Penilaian Risiko Custody Transfer System pada Kapal Gas Berbasis Dynamic Risk Index dengan Pendekatan Multidomain

Riyanto, Muhammad (2026) Penilaian Risiko Custody Transfer System pada Kapal Gas Berbasis Dynamic Risk Index dengan Pendekatan Multidomain. Masters thesis, Institut Teknologi Sepuluh Nopember.

[thumbnail of 6019241029-Master_Thesis.pdf] Text
6019241029-Master_Thesis.pdf - Accepted Version
Restricted to Repository staff only

Download (28MB) | Request a copy

Abstract

Operasi custody transfer system (CTS) pada kapal gas merupakan tahapan kritis dalam proses pemindahan muatan hidrokarbon yang memiliki potensi risiko tinggi terhadap keselamatan, lingkungan, dan keberlanjutan operasional. Kegagalan pada sistem ini dapat menimbulkan kebakaran, ledakan, pencemaran, gangguan operasi, serta kerugian finansial dan reputasi. Namun demikian, pendekatan penilaian risiko yang umum diterapkan masih bersifat statis dan berfokus pada aspek teknis, sehingga belum mampu merepresentasikan dinamika risiko yang dipengaruhi oleh interaksi faktor teknis, manusia, dan organisasi sebagai suatu sistem sosio-teknik. Penelitian ini bertujuan melakukan penilaian risiko berbasis Dynamic Risk Index (DRI) untuk menggambarkan tingkat risiko CTS secara dinamis dan komprehensif. Pendekatan dinamis mengacu pada pembaruan nilai risiko secara periodik berdasarkan perubahan kondisi teknis, operasional, manusia, dan organisasi, sehingga risiko diperlakukan sebagai variabel waktu, bukan parameter statis. Penilaian risiko ini mengintegrasikan pendekatan Probability of Failure–Consequence of Failure (PoF–CoF) multidomain yang tidak hanya mempertimbangkan aspek teknis namun juga aspek manusia (human) dan aspek organisasi. Dimana PoF teknis diperoleh melalui Failure Modes and Effects Analysis (FMEA), PoF manusia dihitung menggunakan Human Reliability Analysis (HRA), dan PoF organisasi ditentukan melalui Organizational Network Analysis (ONA) berdasarkan struktur komunikasi dan koordinasi kerja. Seluruh parameter tersebut diagregasikan dalam suatu indeks risiko terpadu. Penerapan metode Dynamic Risk Index (DRI) yang mengintegrasikan hasil FMEA, HRA, dan ONA menghasilkan nilai DRI sebesar 0,17 (skala 17), yang termasuk kategori risiko rendah (Low), sehingga Custody Transfer System (CTS) dapat beroperasi normal dengan monitoring rutin, meskipun mitigasi tetap direkomendasikan pada domain manusia sebagai domain dengan risiko dan bobot tertinggi. Pendekatan DRI multidomain ini terbukti memberikan representasi risiko yang lebih komprehensif dibandingkan pendekatan konvensional berbasis teknis semata, serta mendukung pengelolaan risiko yang lebih proaktif dan adaptif terhadap dinamika operasional CTS.
======================================================================================================================================
Custody transfer System (CTS) operations on gas carriers represent a critical phase in hydrocarbon cargo transfer, characterized by a high potential risk to safety, the environment, and operational sustainability.
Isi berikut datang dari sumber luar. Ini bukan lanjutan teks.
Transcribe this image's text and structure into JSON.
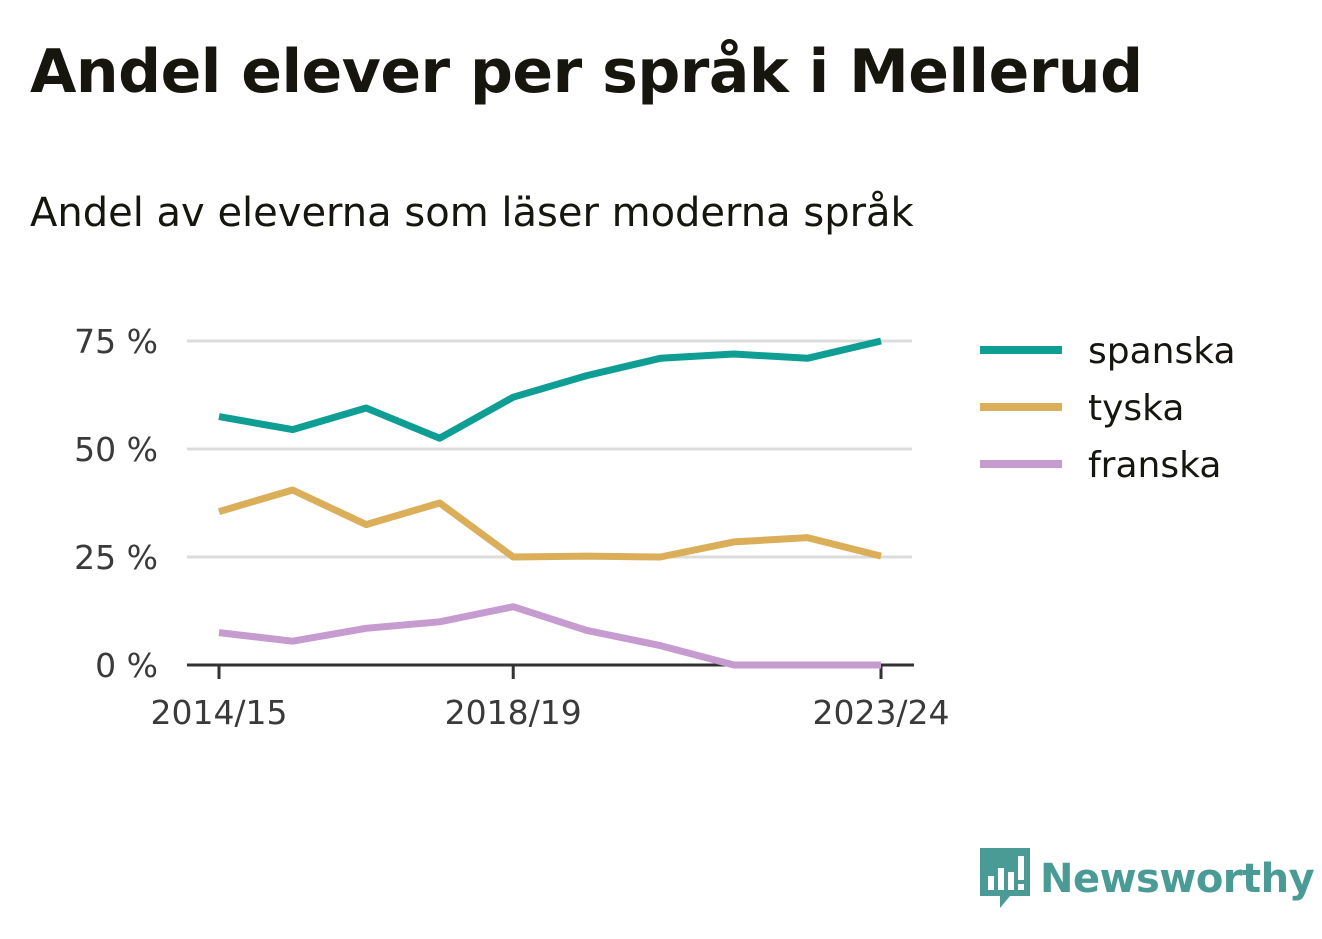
{
  "title": "Andel elever per språk i Mellerud",
  "subtitle": "Andel av eleverna som läser moderna språk",
  "brand": {
    "name": "Newsworthy",
    "icon": "newsworthy-logo-icon",
    "color": "#4a9b96"
  },
  "chart_data": {
    "type": "line",
    "title": "Andel elever per språk i Mellerud",
    "subtitle": "Andel av eleverna som läser moderna språk",
    "x": [
      "2014/15",
      "2015/16",
      "2016/17",
      "2017/18",
      "2018/19",
      "2019/20",
      "2020/21",
      "2021/22",
      "2022/23",
      "2023/24"
    ],
    "x_tick_labels": [
      "2014/15",
      "2018/19",
      "2023/24"
    ],
    "y_ticks": [
      0,
      25,
      50,
      75
    ],
    "y_tick_labels": [
      "0 %",
      "25 %",
      "50 %",
      "75 %"
    ],
    "ylim": [
      0,
      75
    ],
    "grid": true,
    "legend_position": "right",
    "series": [
      {
        "name": "spanska",
        "color": "#0f9e93",
        "values": [
          57.5,
          54.5,
          59.5,
          52.5,
          62,
          67,
          71,
          72,
          71,
          75
        ]
      },
      {
        "name": "tyska",
        "color": "#dbae5a",
        "values": [
          35.5,
          40.5,
          32.5,
          37.5,
          25,
          25.2,
          25,
          28.5,
          29.5,
          25.2
        ]
      },
      {
        "name": "franska",
        "color": "#c69bcf",
        "values": [
          7.5,
          5.5,
          8.5,
          10,
          13.5,
          8,
          4.5,
          0,
          0,
          0
        ]
      }
    ]
  }
}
Failures within this system may lead to fires, explosions, environmental pollution, operational disruptions, as well as significant financial and reputational losses. However, conventional risk assessment approaches commonly applied in maritime operations remain predominantly static and technically oriented, thus inadequately capturing the dynamic nature of risk arising from interactions among technical, human, and organizational factors within a socio-technical system. This research aims to conduct a risk assessment based on a Dynamic Risk Index (DRI) to dynamically and comprehensively represent the risk level of the Custody transfer System. The dynamic approach is implemented through periodic updates of risk values in response to changes in technical, operational, human, and organizational conditions, thereby treating risk as a time-dependent variable rather than a static parameter. The proposed risk assessment framework integrates a multidomain Probability of Failure–Consequence of Failure (PoF–CoF) approach, encompassing not only technical aspects but also human and organizational dimensions. Technical PoF is evaluated using Failure Modes and Effects Analysis (FMEA), human-related PoF is quantified through Human Reliability Analysis (HRA) using Human Error Probability (HEP), and organizational PoF is determined via Organizational Network Analysis (ONA) based on communication and coordination structures within the operational system. All parameters are subsequently aggregated into an integrated dynamic risk index. The Dynamic Risk Index (DRI) method, integrating FMEA, HRA, and ONA outputs, resulted in a value of DRI of 0.17 (17 scale), which is classified as Low Risk. The Custody Transfer System (CTS) may therefore operate normally under routine monitoring, although mitigation remains recommended for the human domain, which carried the highest risk and weighting. The multidomain DRI approach provides a more comprehensive risk representation than purely technical conventional methods, enabling proactive and adaptive management of CTS operational dynamics.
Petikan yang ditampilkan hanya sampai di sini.